Statement of the Case. The Statement of the Case first describes the pertinent procedural history of the case and then the facts. The idea is to give the judge a preliminary sense of how the case got there and what must be decided. Is it a challenge to the sufficiency of the evidence to support a jury verdict? Was the complaint dismissed for failure to state a claim upon which relief can be granted? The Appellant should demonstrate that the issue presented was properly raised below and that a timely notice of appeal was filed.

Statement Of Facts. The Statement Of Facts is usually the most important section of the brief. Tell the story of the case. Document each fact with a record reference. Save the argument for later.

Summary of the Argument. A Summary of the Argument is required in briefs containing more than 24 pages of argument. If you ever wondered about the attention span of judges, now you know.

The Argument. (Including Standard of Review) Every brief you file should address the standard of review. On a pure question of law, the appellate court makes its own de novo determination of what the rule of law should be. Abuse of discretion is a standard that defers to the trial judge’s decision to some extent. Substantial risk of a miscarriage of justice is a standard that makes the lottery’s odds look good. Always address what standard of review the court should apply. If different standards apply to different arguments, make that clear.

The Argument section of the brief is where you bring to bear your skills in legal reasoning. The great complexity of our society is reflected in the nearly infinite variety of legal arguments that can be made. Become a scholar and a philosopher. Think deeply about where your case fits in the pantheon of the law.

Study how judges decide cases and tailor your arguments accordingly. Former Chief Justice Edward F. Hennessey’s two slim volumes are useful primers for thinking about how judges make law and decide cases. (Judges Making Law and Excellent Judges, available at MCLE). Frank Coffin, the former Chief Judge of the First Circuit, has written perceptively about how appellate courts work and the role of counsel in his book, On Appeal. Hart and Sacks’s great teaching materials, The Legal Process (Foundation Press), illuminate the role of the lawyer in our legal system and the work of courts, legislators, and administrative agencies.

The Conclusion. Be specific about the relief you want. Consider relief in the alternative. Make sure the relief you seek is supported by the arguments you made.

Addenda. Help your reader. Reproduce the text of statutes and regulations. If the court below wrote an opinion, include it here as well as in the Appendix. Would a chalk help in understanding the facts? Put it in an addendum. Is legislative history important? Provide it to the Court in an Addendum. Use common sense and think about what would make the court’s task easier.

12) The most comprehensive reference work on appellate briefs in Massachusetts is MCLE’s two volume set, edited by Ashley Brown Ahearn, Clerk of the Appeals Court, entitled Appellate Practice in Massachusetts. For practice before the United States Supreme Court, the best reference is Stern and Gressman’s, Supreme Court Practice now in its eighth edition from Bureau of National Affairs.

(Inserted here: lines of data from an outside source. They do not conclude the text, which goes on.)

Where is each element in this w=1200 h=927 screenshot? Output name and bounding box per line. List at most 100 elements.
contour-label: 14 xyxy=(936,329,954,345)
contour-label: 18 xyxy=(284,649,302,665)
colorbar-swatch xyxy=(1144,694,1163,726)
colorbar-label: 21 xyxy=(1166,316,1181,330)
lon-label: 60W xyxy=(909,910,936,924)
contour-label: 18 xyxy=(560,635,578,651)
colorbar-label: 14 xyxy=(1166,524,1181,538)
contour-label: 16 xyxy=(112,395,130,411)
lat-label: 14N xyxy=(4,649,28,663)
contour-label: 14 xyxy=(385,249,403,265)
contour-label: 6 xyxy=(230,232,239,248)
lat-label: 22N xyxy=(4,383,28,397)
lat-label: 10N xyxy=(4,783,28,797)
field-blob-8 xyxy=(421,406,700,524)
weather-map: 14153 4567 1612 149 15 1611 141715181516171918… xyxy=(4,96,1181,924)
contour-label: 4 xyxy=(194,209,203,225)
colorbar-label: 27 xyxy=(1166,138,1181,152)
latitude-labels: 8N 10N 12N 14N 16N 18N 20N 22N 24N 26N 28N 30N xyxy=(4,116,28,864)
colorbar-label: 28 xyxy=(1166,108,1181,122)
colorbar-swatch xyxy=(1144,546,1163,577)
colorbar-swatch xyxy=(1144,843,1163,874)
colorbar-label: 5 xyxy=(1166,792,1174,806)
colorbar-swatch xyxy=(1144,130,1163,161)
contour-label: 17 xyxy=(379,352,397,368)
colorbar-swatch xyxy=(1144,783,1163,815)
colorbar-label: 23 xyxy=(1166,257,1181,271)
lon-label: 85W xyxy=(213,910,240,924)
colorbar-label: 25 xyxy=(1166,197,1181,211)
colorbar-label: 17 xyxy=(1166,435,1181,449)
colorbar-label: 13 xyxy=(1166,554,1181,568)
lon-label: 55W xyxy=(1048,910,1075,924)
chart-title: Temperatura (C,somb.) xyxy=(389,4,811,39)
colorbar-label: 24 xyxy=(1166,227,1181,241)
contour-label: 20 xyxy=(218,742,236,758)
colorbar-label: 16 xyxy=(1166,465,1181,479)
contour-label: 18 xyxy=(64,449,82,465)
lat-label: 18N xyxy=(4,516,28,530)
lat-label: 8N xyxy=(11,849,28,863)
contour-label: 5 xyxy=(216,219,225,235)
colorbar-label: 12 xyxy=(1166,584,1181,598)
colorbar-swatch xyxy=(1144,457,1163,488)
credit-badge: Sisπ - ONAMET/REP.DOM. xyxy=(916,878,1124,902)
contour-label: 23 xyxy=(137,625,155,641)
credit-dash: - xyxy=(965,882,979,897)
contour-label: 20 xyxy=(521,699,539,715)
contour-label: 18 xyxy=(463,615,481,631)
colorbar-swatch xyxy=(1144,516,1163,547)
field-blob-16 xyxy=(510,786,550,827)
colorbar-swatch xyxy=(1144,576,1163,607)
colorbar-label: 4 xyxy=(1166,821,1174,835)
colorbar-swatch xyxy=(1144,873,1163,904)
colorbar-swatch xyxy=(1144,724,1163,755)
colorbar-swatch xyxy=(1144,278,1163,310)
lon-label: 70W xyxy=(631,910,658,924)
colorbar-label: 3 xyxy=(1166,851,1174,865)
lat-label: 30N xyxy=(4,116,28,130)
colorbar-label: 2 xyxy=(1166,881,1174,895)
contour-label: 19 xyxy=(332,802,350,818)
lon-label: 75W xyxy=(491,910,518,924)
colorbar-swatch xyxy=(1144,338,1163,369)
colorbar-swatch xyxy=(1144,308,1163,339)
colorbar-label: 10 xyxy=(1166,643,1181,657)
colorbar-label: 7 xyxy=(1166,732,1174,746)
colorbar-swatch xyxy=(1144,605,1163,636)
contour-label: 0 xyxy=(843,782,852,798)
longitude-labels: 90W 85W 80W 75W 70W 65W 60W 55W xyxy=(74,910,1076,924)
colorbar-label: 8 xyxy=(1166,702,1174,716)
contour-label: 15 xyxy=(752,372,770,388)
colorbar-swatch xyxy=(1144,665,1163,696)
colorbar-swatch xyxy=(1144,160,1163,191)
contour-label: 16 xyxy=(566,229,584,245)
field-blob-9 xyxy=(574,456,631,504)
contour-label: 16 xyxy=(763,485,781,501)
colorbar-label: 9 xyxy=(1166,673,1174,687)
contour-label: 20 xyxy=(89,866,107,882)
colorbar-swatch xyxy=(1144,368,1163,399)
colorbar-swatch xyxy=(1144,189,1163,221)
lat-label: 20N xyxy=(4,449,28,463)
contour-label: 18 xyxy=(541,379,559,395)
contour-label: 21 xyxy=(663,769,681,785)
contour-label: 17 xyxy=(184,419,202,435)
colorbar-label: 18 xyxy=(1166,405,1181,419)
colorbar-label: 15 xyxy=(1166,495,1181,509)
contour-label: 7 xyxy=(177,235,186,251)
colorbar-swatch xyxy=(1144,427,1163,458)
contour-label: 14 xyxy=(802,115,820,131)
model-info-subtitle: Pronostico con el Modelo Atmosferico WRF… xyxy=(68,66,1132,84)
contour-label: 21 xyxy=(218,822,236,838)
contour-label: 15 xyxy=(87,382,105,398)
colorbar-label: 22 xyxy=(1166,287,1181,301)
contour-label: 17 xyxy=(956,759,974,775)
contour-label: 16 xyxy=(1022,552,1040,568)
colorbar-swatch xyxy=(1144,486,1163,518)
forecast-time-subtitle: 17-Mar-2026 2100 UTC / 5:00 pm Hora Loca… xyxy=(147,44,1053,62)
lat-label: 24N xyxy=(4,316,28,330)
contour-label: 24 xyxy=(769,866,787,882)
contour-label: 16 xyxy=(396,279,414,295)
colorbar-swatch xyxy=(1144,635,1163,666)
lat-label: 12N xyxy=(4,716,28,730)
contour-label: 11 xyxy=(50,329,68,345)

13) Whenever you sit down to write, it is useful to have by your side or on your hard disk the following:

A good Dictionary;

A good Thesaurus;

Strunk and White, The Elements Of Style;

Fowler’s, Modern English Usage (preferably the second edition;

Black’s, Law Dictionary;

Garner, The Elements Of Legal Style;

The Bluebook for citation forms; and

The SJC style manual (available on its website).

14) Finally, while we hope that each brief will be a masterpiece, and we labor mightily in the endeavor to produce such a brief, the available time seldom permits perfection. Never forget the overriding first principle for lawyer’s briefs: file the damn thing. See In the Matter of Richard D. ABBOTT, SJC-08649 (Aug. 1, 2002) (Cordy, J.) (two and one-half year suspension for lawyer who failed to file brief and tried to cover up).